The gathered group was incredibly accomplished and creative. There were talks and workshops by Manon Parry, Marieke Hendriksen, Paul Craddock, Caro Verbeek, Anne van Veen, Kaisu Koski, Jur Koksma and Valentijn Byvanck, many of which are collaborators with the Making Clinical Sense project. Roger and Dusia Kneebone delivered the public lecture. You can find details of my workshop and photos of what participants made below.
Also, see this video link for an incredible film made by artist-researchers Anne van Veen and Kaisu Koski, which resulted from my workshop. With their instructional films and objects Anne and Kaisu explore various cruelty-free materials and performativity in surgical education. The collaboration merges their interest in surgical skills, ASMR and arts-based methods in clinical education.

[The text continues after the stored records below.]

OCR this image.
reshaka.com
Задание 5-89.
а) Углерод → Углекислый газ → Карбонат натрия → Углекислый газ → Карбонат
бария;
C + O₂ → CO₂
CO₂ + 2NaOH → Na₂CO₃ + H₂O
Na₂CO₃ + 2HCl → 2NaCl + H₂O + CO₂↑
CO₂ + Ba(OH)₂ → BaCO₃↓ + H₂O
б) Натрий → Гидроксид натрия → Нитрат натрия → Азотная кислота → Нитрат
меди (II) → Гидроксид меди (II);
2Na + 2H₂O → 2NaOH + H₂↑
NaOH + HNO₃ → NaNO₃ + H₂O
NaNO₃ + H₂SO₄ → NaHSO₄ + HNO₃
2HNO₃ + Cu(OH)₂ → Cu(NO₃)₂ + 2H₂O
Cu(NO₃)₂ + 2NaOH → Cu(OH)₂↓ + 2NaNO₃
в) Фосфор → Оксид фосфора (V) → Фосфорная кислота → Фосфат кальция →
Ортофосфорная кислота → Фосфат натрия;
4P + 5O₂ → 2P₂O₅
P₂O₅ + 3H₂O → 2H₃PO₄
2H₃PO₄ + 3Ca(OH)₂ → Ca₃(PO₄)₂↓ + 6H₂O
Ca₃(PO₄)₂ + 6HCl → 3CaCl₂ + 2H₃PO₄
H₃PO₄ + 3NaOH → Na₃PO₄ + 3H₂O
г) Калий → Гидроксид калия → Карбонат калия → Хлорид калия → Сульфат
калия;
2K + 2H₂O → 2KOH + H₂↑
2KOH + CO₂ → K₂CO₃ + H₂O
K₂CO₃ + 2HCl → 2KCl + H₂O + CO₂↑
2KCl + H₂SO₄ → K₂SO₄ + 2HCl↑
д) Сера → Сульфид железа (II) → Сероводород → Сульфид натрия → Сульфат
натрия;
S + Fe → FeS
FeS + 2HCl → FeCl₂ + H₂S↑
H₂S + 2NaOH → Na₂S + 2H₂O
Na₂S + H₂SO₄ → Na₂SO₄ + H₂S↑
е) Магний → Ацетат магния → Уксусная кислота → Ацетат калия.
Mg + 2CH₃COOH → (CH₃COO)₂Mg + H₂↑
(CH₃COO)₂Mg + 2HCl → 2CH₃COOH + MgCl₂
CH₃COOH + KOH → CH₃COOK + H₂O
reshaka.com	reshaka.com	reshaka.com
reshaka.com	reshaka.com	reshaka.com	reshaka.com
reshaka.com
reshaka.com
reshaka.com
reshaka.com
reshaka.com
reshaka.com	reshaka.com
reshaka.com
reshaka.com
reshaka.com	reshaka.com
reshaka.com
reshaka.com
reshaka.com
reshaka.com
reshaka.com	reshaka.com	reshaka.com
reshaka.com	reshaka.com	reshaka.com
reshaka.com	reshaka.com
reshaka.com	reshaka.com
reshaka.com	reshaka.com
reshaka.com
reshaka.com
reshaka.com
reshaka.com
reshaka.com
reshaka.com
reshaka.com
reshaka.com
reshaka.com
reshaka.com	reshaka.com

From Critical Thinking to Critical Making: Craft and Everyday Design in Medical Education
The intense effort in instructional design in medical education has the potential to overlook the more mundane and yet incredibly rich practices of everyday design. Everyday design in medical schools is tinkering work involving adaption or making in creative acts of repurpose. Hardly a new practice in medicine – tinkerers and makers have often radically transformed the field with their inventions, take the stethoscope for example – these are skills however which can be lost as medical education strives for efficiency, standardisation and objectivity. In this practical workshop we will joyfully celebrate small acts of everyday design and the craftsmanship of training healthcare professionals. The workshop draws empirically from an ongoing anthropological and historical study of the role of technologies in training doctors’ sensory skills of diagnosis. This study is one of the first collaborative and comparative social studies of medical training, with fieldwork already conducted by a team of anthropologists, science and technology studies scholars and historians in medical schools in Western Europe, Eastern Europe and West Africa. In these medical schools we have found, and been inspired by, everyday acts of making. In the workshop I will begin by sharing sensory images of, and stories about, teachers’ materials and innovations. I will put these examples into a broader narrative about design and critical making, areas of scholarship and practice I suggest offer fresh new perspectives on how to approach medical teaching. I sill suggest that attending to everyday design is not only a creative and enlightening practice, but a necessary one, in order to train adaptive, creative healthcare professionals of the future. Then we will make, attending closely to materials that could be or are used (for the medical educators in the room) in teaching. It will be a workshop in further training our imaginations, to share and consider new creative possibilities for how to teach doctors sensory diagnostic skills for examining patients. We will use materials that I will bring in (though feel free to bring your own materials), your own bodies, pens, paper or anything else we come up with on the spot and that you feel comfortable and inspired to use.